Le « paquet européen de protection des données » que la loi relative à la protection des données personnelles1 vient transposer dans le droit français comporte deux textes d’importance : le règlement (UE) n° 2016/679 relatif à la protection des personnes physiques à l’égard du traitement des données à caractère personnel (ci-après RGPD)2 et la directive n° 2016/680/UE relative à la protection des données personnelles en matière policière et judiciaire3.

De « portée mondiale, puisqu’il devra être appliqué par tout organisme traitant les données personnelles des résidents européens », le nouveau règlement européen sur la protection des données personnelles4 est un « texte fondateur pour la garantie des libertés dans le monde numérisé du XXIe siècle »5. Le RGPD, qui a été présenté comme la « première réponse juridique »6 au scandale Cambridge Analytica7, poursuit trois grands objectifs : renforcer les droits des personnes, notamment par la création d’un droit à la portabilité des données personnelles et de dispositions spécifiques aux personnes mineures ; responsabiliser tous les acteurs traitant des données (responsables de traitement et sous-traitants) en privilégiant le recours à des outils de « droit souple » ; et crédibiliser la régulation grâce à une coopération renforcée entre les autorités de protection des données.

Comme le RGPD qui est entré en vigueur le 25 mai 2018, la directive n° 2016/680/UE vise à harmoniser les règles nationales afin d’assurer dans tous les États membres un niveau élevé de protection des données personnelles. Elle a vocation à appliquer aux données personnelles en matière policière et judiciaire les principes fondamentaux de la protection des données personnelles. Des fichiers de police judiciaire comme le fichier national automatisé des empreintes génétiques (FNAEG) ou le fichier « traitement d’antécédents judiciaires » (TAJ) seront concernés.

La directive européenne innove avec la création, en matière pénale, d’un droit à l’information de la personne concernée par les données personnelles traitées et l’instauration d’un droit d’accès, de rectification et d’effacement s’exerçant par principe de manière directe.

La loi relative à la protection des données personnelles dite loi Cnil 3 vient adapter la loi n° 78-17 du 6 janvier 1978 relative à l’informatique, aux fichiers et aux libertés, au « paquet européen de protection des données ». Le gouvernement a fait « le choix de conserver, dans un souci d’intelligibilité, l’architecture de (cette) loi »8 qui a été modifiée à plusieurs reprises, la dernière modification en date étant celle réalisée par la loi du 7 octobre 2016 pour une République numérique9. La réécriture d’ensemble de la loi Informatique et libertés est renvoyée à une ordonnance ultérieure de « recodification » (art. 32)10.

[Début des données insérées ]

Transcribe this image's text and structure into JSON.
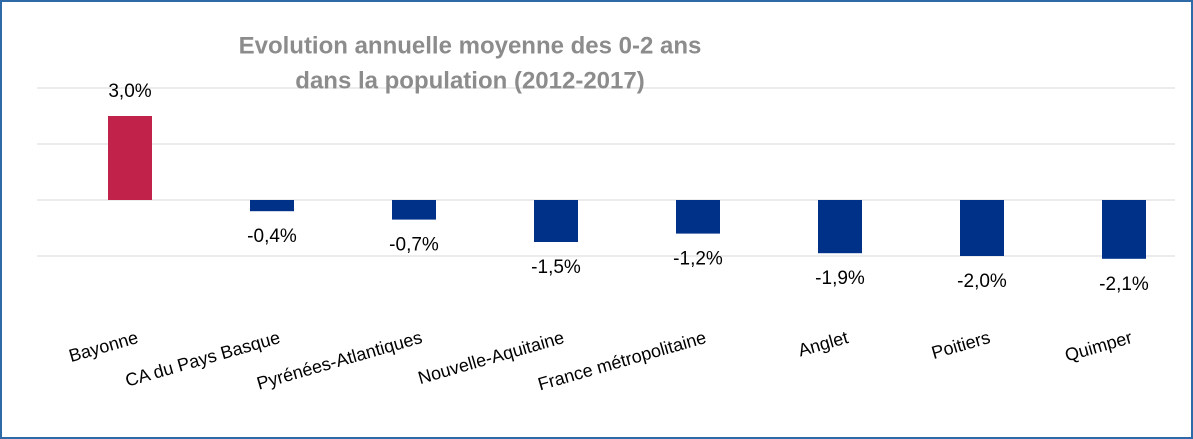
{
  "chart_data": {
    "type": "bar",
    "title": [
      "Evolution annuelle moyenne des 0-2 ans",
      "dans la population (2012-2017)"
    ],
    "categories": [
      "Bayonne",
      "CA du Pays Basque",
      "Pyrénées-Atlantiques",
      "Nouvelle-Aquitaine",
      "France métropolitaine",
      "Anglet",
      "Poitiers",
      "Quimper"
    ],
    "values": [
      3.0,
      -0.4,
      -0.7,
      -1.5,
      -1.2,
      -1.9,
      -2.0,
      -2.1
    ],
    "value_labels": [
      "3,0%",
      "-0,4%",
      "-0,7%",
      "-1,5%",
      "-1,2%",
      "-1,9%",
      "-2,0%",
      "-2,1%"
    ],
    "colors": [
      "#c0224a",
      "#003189",
      "#003189",
      "#003189",
      "#003189",
      "#003189",
      "#003189",
      "#003189"
    ],
    "ylim": [
      -4,
      4
    ],
    "yticks": [
      -2,
      0,
      2,
      4
    ],
    "grid": true
  }
}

L’objet de la présente étude sera de présenter les principaux apports de la loi Cnil 3.

I – Le champ d’application des règles françaises adaptant ou complétant le RGPD

Bien que d’application directe, le RGPD compte plus d’une cinquantaine de « marges de manœuvre »11 qui viennent autoriser les États membres à préciser certaines dispositions ou à prévoir plus de garanties que ce que prévoit le droit de l’UE.

La loi Cnil 3 vient déterminer les modalités d’application territoriale en cas de divergence des législations nationales liées à ces marges de manœuvre. Elle précise que les règles nationales s’appliqueront « dès lors que la personne concernée réside en France, y compris lorsque le responsable de traitement n’est pas établi en France » (art. 10). Cependant, lorsque seront concernés des traitements de données personnelles réalisés à des fins journalistiques ou à des fins d’expression universitaire, artistique ou littéraire mettant en cause le droit à la liberté d’expression et d’information, le droit applicable sera celui dont relève le responsable du traitement lorsqu’il est établi au sein de l’UE.

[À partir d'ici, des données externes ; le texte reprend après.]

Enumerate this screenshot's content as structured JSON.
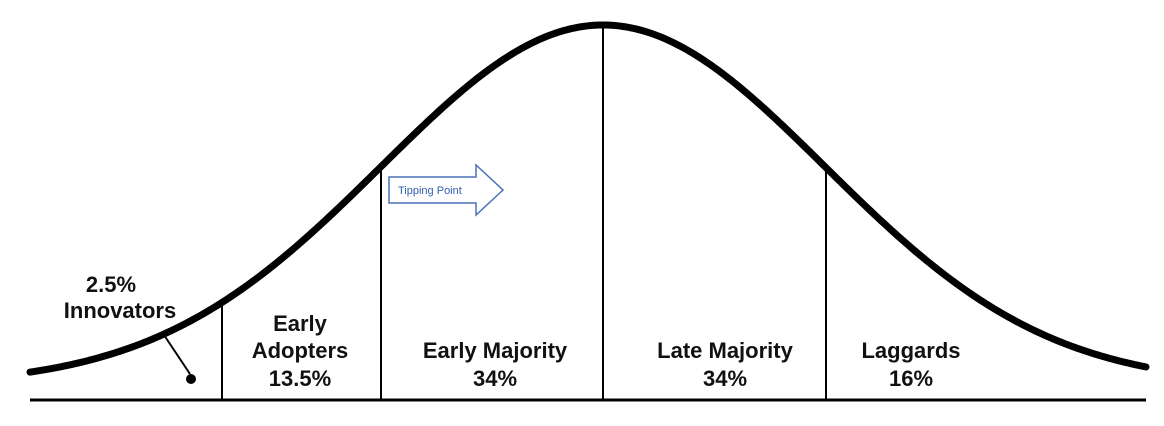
{
  "colors": {
    "curve": "#000000",
    "text": "#111111",
    "arrow_stroke": "#4a72b8",
    "arrow_text": "#2f5fb0"
  },
  "segments": {
    "innovators": {
      "percent": "2.5%",
      "name": "Innovators"
    },
    "early_adopters": {
      "line1": "Early",
      "line2": "Adopters",
      "percent": "13.5%"
    },
    "early_majority": {
      "name": "Early Majority",
      "percent": "34%"
    },
    "late_majority": {
      "name": "Late Majority",
      "percent": "34%"
    },
    "laggards": {
      "name": "Laggards",
      "percent": "16%"
    }
  },
  "tipping_point": {
    "label": "Tipping Point"
  }
}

II – Les dispositions relatives au traitement des données sensibles

La loi n° 78-17 du 6 janvier 1978 fait bénéficier les données sensibles d’un régime de protection particulier. L’article 8 de la loi Cnil 3 modifie la rédaction de l’article 8 de la loi fondatrice de 1978 de façon à assurer sa compatibilité avec l’article 9 du RGPD et l’article 10 de la directive n° 2016/680/UE. Il maintient le principe d’interdiction de tout traitement de données dites « sensibles » tout en élargissant leur champ aux « données génétiques et biométriques aux fins d’identifier une personne physique de manière unique », ainsi qu’aux données « concernant l’orientation sexuelle d’une personne physique ».

Il vient aussi compléter la liste des exceptions au principe d’interdiction des traitements de données sensibles. Il prévoit l’introduction d’une dérogation pour les traitements mis en œuvre par les employeurs ou les administrations qui portent sur des données biométriques strictement nécessaires aux contrôles de l’accès aux lieux de travail ainsi qu’aux appareils et aux applications utilisés dans le cadre des missions confiées aux salariés, aux agents, aux stagiaires ou aux prestataires. Il ajoute aussi une dérogation pour les traitements mis en œuvre par l’État qui sont autorisés et justifiés par l’intérêt public.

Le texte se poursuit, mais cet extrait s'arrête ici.